- Location in Clayton County and the state of Georgia
- Coordinates: 33°28′32″N 84°21′37″W﻿ / ﻿33.47556°N 84.36028°W
- Country: United States
- State: Georgia
- County: Clayton

Area
- • Total: 3.20 sq mi (8.29 km^{2})
- • Land: 3.15 sq mi (8.17 km^{2})
- • Water: 0.046 sq mi (0.12 km^{2})
- Elevation: 837 ft (255 m)

Population (2020)
- • Total: 8,740
- • Density: 2,769.4/sq mi (1,069.28/km^{2})
- Time zone: UTC-5 (Eastern (EST))
- • Summer (DST): UTC-4 (EDT)
- FIPS code: 13-41347
- GNIS feature ID: 2402621

= Irondale, Georgia =

Irondale is an unincorporated community and census-designated place (CDP) in Clayton County, Georgia, United States. The population was 8,740 at the 2020 census.

==Geography==
Irondale is located south of the center of Clayton County at (33.475430, -84.360326). U.S. Routes 19 and 41 form the eastern edge of the CDP and lead north 3 mi to Jonesboro, the county seat. Downtown Atlanta is 20 mi to the north.

According to the United States Census Bureau, the Irondale CDP has a total area of 8.3 km2, of which 8.2 sqkm is land and 0.1 sqkm, or 1.47%, is water.

==Demographics==

Irondale first appeared as a census designated place in the 1990 U.S. census.

Historical population
| Census | Pop. | Note | %± |
| 1990 | 3,352 |  | — |
| 2000 | 7,727 |  | 130.5% |
| 2010 | 7,446 |  | −3.6% |
| 2020 | 8,740 |  | 17.4% |
U.S. Decennial Census 1850-1870 1870-1880 1890-1910 1920-1930 1940 1950 1960 1970 1980 1990 2000 2010 2020

===Racial and ethnic composition===

Irondale CDP, Georgia – Racial and ethnic composition Note: the US Census treats Hispanic/Latino as an ethnic category. This table excludes Latinos from the racial categories and assigns them to a separate category. Hispanics/Latinos may be of any race.
| Race / Ethnicity (NH = Non-Hispanic) | Pop 2000 | Pop 2010 | Pop 2020 | % 2000 | % 2010 | % 2020 |
|---|---|---|---|---|---|---|
| White alone (NH) | 3,482 | 1,038 | 781 | 45.06% | 13.94% | 8.94% |
| Black or African American alone (NH) | 3,601 | 4,270 | 6,079 | 46.60% | 57.35% | 69.55% |
| Native American or Alaska Native alone (NH) | 25 | 23 | 21 | 0.32% | 0.31% | 0.24% |
| Asian alone (NH) | 146 | 99 | 109 | 1.89% | 1.33% | 1.25% |
| Native Hawaiian or Pacific Islander alone (NH) | 1 | 11 | 7 | 0.01% | 0.15% | 0.08% |
| Other race alone (NH) | 25 | 18 | 61 | 0.32% | 0.24% | 0.70% |
| Mixed race or Multiracial (NH) | 124 | 107 | 206 | 1.60% | 1.44% | 2.36% |
| Hispanic or Latino (any race) | 323 | 1,880 | 1,476 | 4.18% | 25.25% | 16.89% |
| Total | 7,727 | 7,446 | 8,740 | 100.00% | 100.00% | 100.00% |

===2020 census===

As of the 2020 census, Irondale had a population of 8,740. The median age was 33.5 years. 27.9% of residents were under the age of 18 and 9.6% were 65 years of age or older. For every 100 females there were 84.0 males, and for every 100 females age 18 and over there were 77.4 males age 18 and over.
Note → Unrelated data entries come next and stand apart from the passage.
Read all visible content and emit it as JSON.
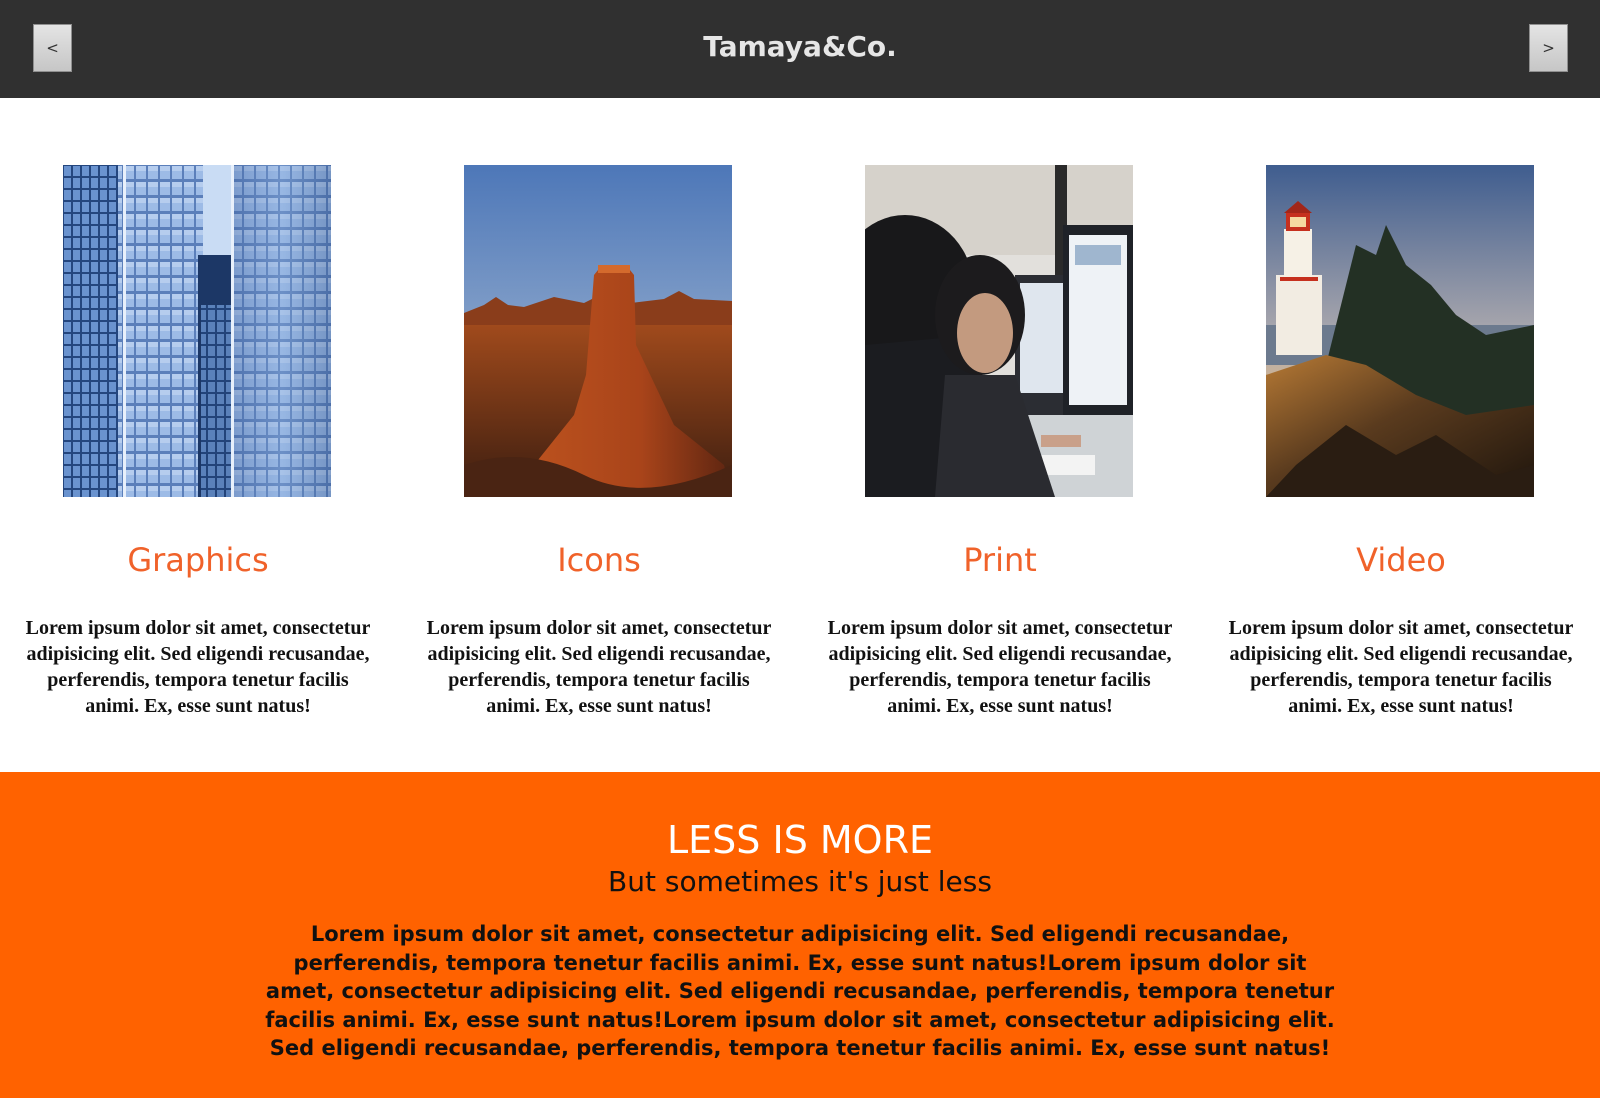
{
  "header": {
    "brand": "Tamaya&Co.",
    "prev_label": "<",
    "next_label": ">"
  },
  "services": [
    {
      "title": "Graphics",
      "image": "glass-skyscrapers-photo",
      "text": "Lorem ipsum dolor sit amet, consectetur adipisicing elit. Sed eligendi recusandae, perferendis, tempora tenetur facilis animi. Ex, esse sunt natus!"
    },
    {
      "title": "Icons",
      "image": "desert-butte-photo",
      "text": "Lorem ipsum dolor sit amet, consectetur adipisicing elit. Sed eligendi recusandae, perferendis, tempora tenetur facilis animi. Ex, esse sunt natus!"
    },
    {
      "title": "Print",
      "image": "office-workers-computers-photo",
      "text": "Lorem ipsum dolor sit amet, consectetur adipisicing elit. Sed eligendi recusandae, perferendis, tempora tenetur facilis animi. Ex, esse sunt natus!"
    },
    {
      "title": "Video",
      "image": "coastal-lighthouse-photo",
      "text": "Lorem ipsum dolor sit amet, consectetur adipisicing elit. Sed eligendi recusandae, perferendis, tempora tenetur facilis animi. Ex, esse sunt natus!"
    }
  ],
  "banner": {
    "heading": "LESS IS MORE",
    "subheading": "But sometimes it's just less",
    "body": "Lorem ipsum dolor sit amet, consectetur adipisicing elit. Sed eligendi recusandae, perferendis, tempora tenetur facilis animi. Ex, esse sunt natus!Lorem ipsum dolor sit amet, consectetur adipisicing elit. Sed eligendi recusandae, perferendis, tempora tenetur facilis animi. Ex, esse sunt natus!Lorem ipsum dolor sit amet, consectetur adipisicing elit. Sed eligendi recusandae, perferendis, tempora tenetur facilis animi. Ex, esse sunt natus!"
  },
  "colors": {
    "header_bg": "#303030",
    "accent_orange": "#ff6200",
    "title_orange": "#f0622a",
    "banner_heading": "#ffffff"
  }
}
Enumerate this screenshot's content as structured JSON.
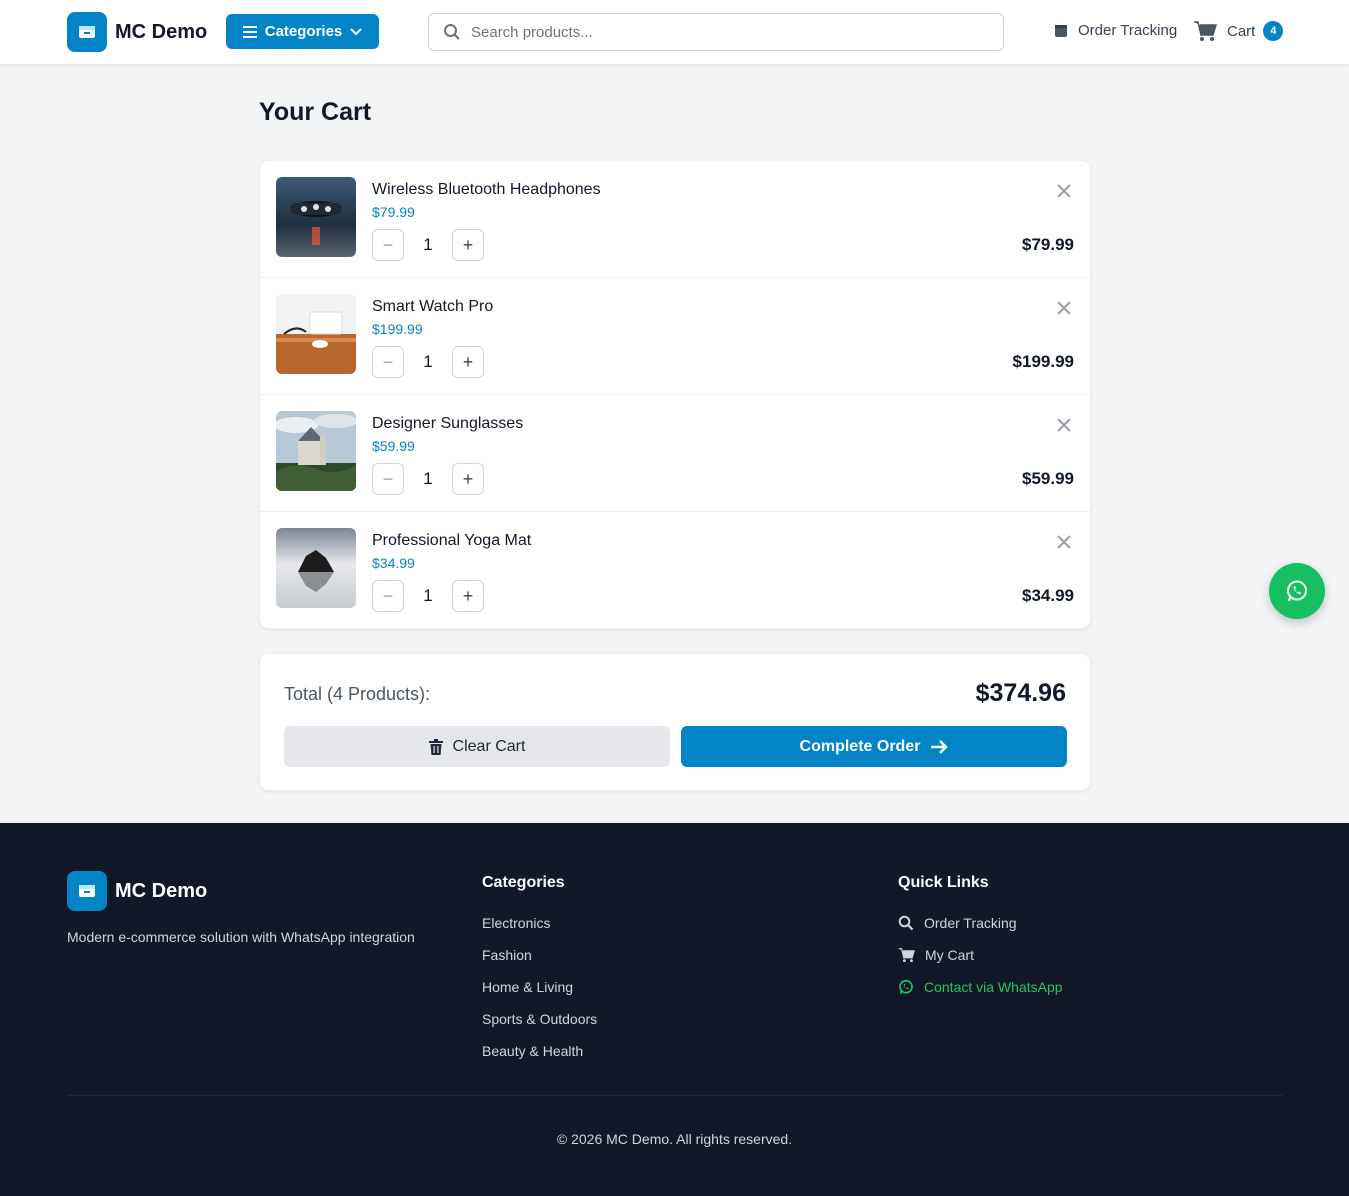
{
  "header": {
    "brand": "MC Demo",
    "categories_label": "Categories",
    "search_placeholder": "Search products...",
    "order_tracking_label": "Order Tracking",
    "cart_label": "Cart",
    "cart_count": "4"
  },
  "page_title": "Your Cart",
  "cart": {
    "items": [
      {
        "name": "Wireless Bluetooth Headphones",
        "price": "$79.99",
        "qty": "1",
        "line_total": "$79.99",
        "image": "headphones-photo"
      },
      {
        "name": "Smart Watch Pro",
        "price": "$199.99",
        "qty": "1",
        "line_total": "$199.99",
        "image": "desk-watch-photo"
      },
      {
        "name": "Designer Sunglasses",
        "price": "$59.99",
        "qty": "1",
        "line_total": "$59.99",
        "image": "castle-landscape-photo"
      },
      {
        "name": "Professional Yoga Mat",
        "price": "$34.99",
        "qty": "1",
        "line_total": "$34.99",
        "image": "rock-lake-photo"
      }
    ]
  },
  "summary": {
    "total_label": "Total (4 Products):",
    "total_value": "$374.96",
    "clear_label": "Clear Cart",
    "complete_label": "Complete Order"
  },
  "footer": {
    "brand": "MC Demo",
    "description": "Modern e-commerce solution with WhatsApp integration",
    "categories_title": "Categories",
    "categories": [
      "Electronics",
      "Fashion",
      "Home & Living",
      "Sports & Outdoors",
      "Beauty & Health"
    ],
    "quick_links_title": "Quick Links",
    "quick_links": [
      "Order Tracking",
      "My Cart",
      "Contact via WhatsApp"
    ],
    "copyright": "© 2026 MC Demo. All rights reserved."
  },
  "colors": {
    "primary": "#0284c7",
    "whatsapp": "#16c060",
    "footer_bg": "#111827",
    "page_bg": "#f3f4f6"
  },
  "icons": [
    "store-icon",
    "menu-icon",
    "chevron-down-icon",
    "search-icon",
    "box-icon",
    "cart-icon",
    "close-icon",
    "minus-icon",
    "plus-icon",
    "trash-icon",
    "arrow-right-icon",
    "whatsapp-icon"
  ]
}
100.0% of residents lived in urban areas, while 0.0% lived in rural areas.

There were 2,953 households in Irondale, of which 39.6% had children under the age of 18 living in them. Of all households, 35.1% were married-couple households, 17.2% were households with a male householder and no spouse or partner present, and 39.4% were households with a female householder and no spouse or partner present. About 22.7% of all households were made up of individuals and 5.8% had someone living alone who was 65 years of age or older.

There were 3,257 housing units, of which 9.3% were vacant. The homeowner vacancy rate was 1.6% and the rental vacancy rate was 15.4%.

===2000 census===

In 2000, there were 7,727 people, 2,543 households, and 2,049 families residing in the CDP.

In 2000, the median income for a household in the CDP was $49,386, and the median income for a family was $51,152. Males had a median income of $35,967 versus $27,577 for females. The per capita income for the CDP was $18,186. About 7.2% of families and 8.8% of the population were below the poverty line, including 13.4% of those under age 18 and 5.6% of those age 65 or over.